Cette annonce vient confirmer que les résidents de nos CHSLD et des RI devront patienter encore avant d’être vaccinés, même s’ils figurent en tête de liste de la priorité de vaccination établie au Québec.

« On attend avec impatience le moment où on va pouvoir [aller vacciner en CHSLD] parce que les résidents des CHSLD, ce sont eux la priorité. Mais on n’est pas capables de le faire en ce moment avec les modalités d’organisation qui sont intrinsèques au vaccin de Pfizer », a indiqué Dre Julie Loslier, directrice régionale de santé publique.

À la réception des doses de ce vaccin, celles-ci doivent être administrées sur le même site où elles ont été livrées, selon les modalités établies par Pfizer, a expliqué la directrice régionale de santé publique.
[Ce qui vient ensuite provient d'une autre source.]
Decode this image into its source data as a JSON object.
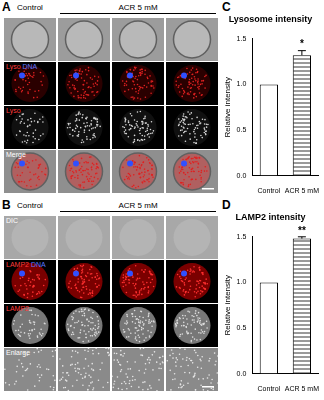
{
  "figure": {
    "panels": [
      {
        "panel_label": "A",
        "column_headers": [
          {
            "text": "Control",
            "columns": 1
          },
          {
            "text": "ACR 5 mM",
            "columns": 3
          }
        ],
        "rows": [
          {
            "label": []
          },
          {
            "label": [
              {
                "text": "Lyso",
                "color": "#ff3b3b"
              },
              {
                "text": "DNA",
                "color": "#5a78ff"
              }
            ]
          },
          {
            "label": [
              {
                "text": "Lyso",
                "color": "#ff3b3b"
              }
            ]
          },
          {
            "label": [
              {
                "text": "Merge",
                "color": "#ffffff"
              }
            ]
          }
        ]
      },
      {
        "panel_label": "B",
        "column_headers": [
          {
            "text": "Control",
            "columns": 1
          },
          {
            "text": "ACR 5 mM",
            "columns": 3
          }
        ],
        "rows": [
          {
            "label": [
              {
                "text": "DIC",
                "color": "#ffffff"
              }
            ]
          },
          {
            "label": [
              {
                "text": "LAMP2",
                "color": "#ff3b3b"
              },
              {
                "text": "DNA",
                "color": "#5a78ff"
              }
            ]
          },
          {
            "label": [
              {
                "text": "LAMP2",
                "color": "#ff3b3b"
              }
            ]
          },
          {
            "label": [
              {
                "text": "Enlarge",
                "color": "#ffffff"
              }
            ]
          }
        ]
      }
    ]
  },
  "chart_data": [
    {
      "panel_label": "C",
      "type": "bar",
      "title": "Lysosome intensity",
      "y_label": "Relative intensity",
      "categories": [
        "Control",
        "ACR 5 mM"
      ],
      "values": [
        1.0,
        1.32
      ],
      "errors": [
        0,
        0.05
      ],
      "annotations": [
        {
          "category": "ACR 5 mM",
          "text": "*"
        }
      ],
      "colors": [
        "#ffffff",
        "#9a9a9a"
      ],
      "ylim": [
        0,
        1.5
      ],
      "yticks": [
        {
          "value": 0,
          "label": "0.0"
        },
        0.5,
        {
          "value": 1,
          "label": "1.0"
        },
        1.5
      ],
      "grid": false
    },
    {
      "panel_label": "D",
      "type": "bar",
      "title": "LAMP2 intensity",
      "y_label": "Relative intensity",
      "categories": [
        "Control",
        "ACR 5 mM"
      ],
      "values": [
        1.0,
        1.48
      ],
      "errors": [
        0,
        0.02
      ],
      "annotations": [
        {
          "category": "ACR 5 mM",
          "text": "**"
        }
      ],
      "colors": [
        "#ffffff",
        "#9a9a9a"
      ],
      "ylim": [
        0,
        1.5
      ],
      "yticks": [
        {
          "value": 0,
          "label": "0.0"
        },
        0.5,
        {
          "value": 1,
          "label": "1.0"
        },
        1.5
      ],
      "grid": false
    }
  ]
}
En ce sens, des scénarios pour déployer une clinique de vaccination dans un CHSLD ont été étudiés pour permettre de vacciner rapidement les résidents, comme on l’a vu dans la région de Montréal et de Québec, mais aucun n’a été retenu.
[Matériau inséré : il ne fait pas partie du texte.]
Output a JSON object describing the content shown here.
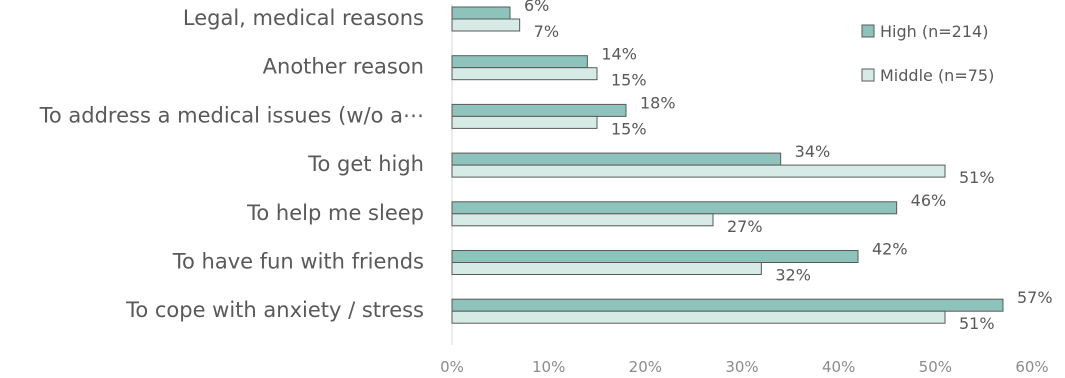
{
  "chart_data": {
    "type": "bar",
    "orientation": "horizontal",
    "categories": [
      "Legal, medical reasons",
      "Another reason",
      "To address a medical issues (w/o a⋯",
      "To get high",
      "To help me sleep",
      "To have fun with friends",
      "To cope with anxiety / stress"
    ],
    "series": [
      {
        "name": "High (n=214)",
        "values": [
          6,
          14,
          18,
          34,
          46,
          42,
          57
        ],
        "labels": [
          "6%",
          "14%",
          "18%",
          "34%",
          "46%",
          "42%",
          "57%"
        ],
        "color": "#8dc3bb"
      },
      {
        "name": "Middle (n=75)",
        "values": [
          7,
          15,
          15,
          51,
          27,
          32,
          51
        ],
        "labels": [
          "7%",
          "15%",
          "15%",
          "51%",
          "27%",
          "32%",
          "51%"
        ],
        "color": "#d6ebe6"
      }
    ],
    "xlim": [
      0,
      60
    ],
    "xticks": [
      "0%",
      "10%",
      "20%",
      "30%",
      "40%",
      "50%",
      "60%"
    ],
    "legend_position": "top-right",
    "grid": false,
    "bar_border_color": "#595959"
  }
}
« Ça ne nous permettait pas d’atteindre l’objectif de vacciner plusieurs milliers de personnes en une semaine de manière sécuritaire », a soutenu Dre Loslier, en référence à la quantité importante de doses prévues pour la Montérégie à court terme. Elle a évoqué « une balance des avantages et des inconvénients » pour arriver à la décision d’établir ces sites de vaccination hors CHSLD.

« Ce n’est pas un désaveu de l’importance de vacciner cette population-là, c’est vraiment pour des [questions de] modalités organisationnelles [que l’on doit procéder ainsi] », a-t-elle précisé.

Des équipes mobiles ont déjà été formées par les différents CISSS de la Montérégie et elles « seront prêtes à se déplacer dans les CHSLD dès qu’on aura accès à des vaccins qu’on pourra déplacer », a également spécifié Dre Loslier.

Pour les employés des CHSLD et des RI qui se feront vacciner, une rotation entre les établissements a été établie pour éviter de faire face à des bris de services si certains d’entre eux avaient des effets secondaires et devaient s’absenter du travail.

À défaut de pouvoir vacciner tout de suite les résidents des CHSLD et RI, on espère que la vaccination des employés qui y travaillent pourra avoir un impact positif sur la clientèle. « Plus on a de gens vaccinés, plus on pense ralentir la circulation du virus, donc de vacciner les travailleurs qui œuvrent auprès des plus vulnérables, c’est effectivement un premier pas dans la protection de cette population-là », a conclu Dre Loslier.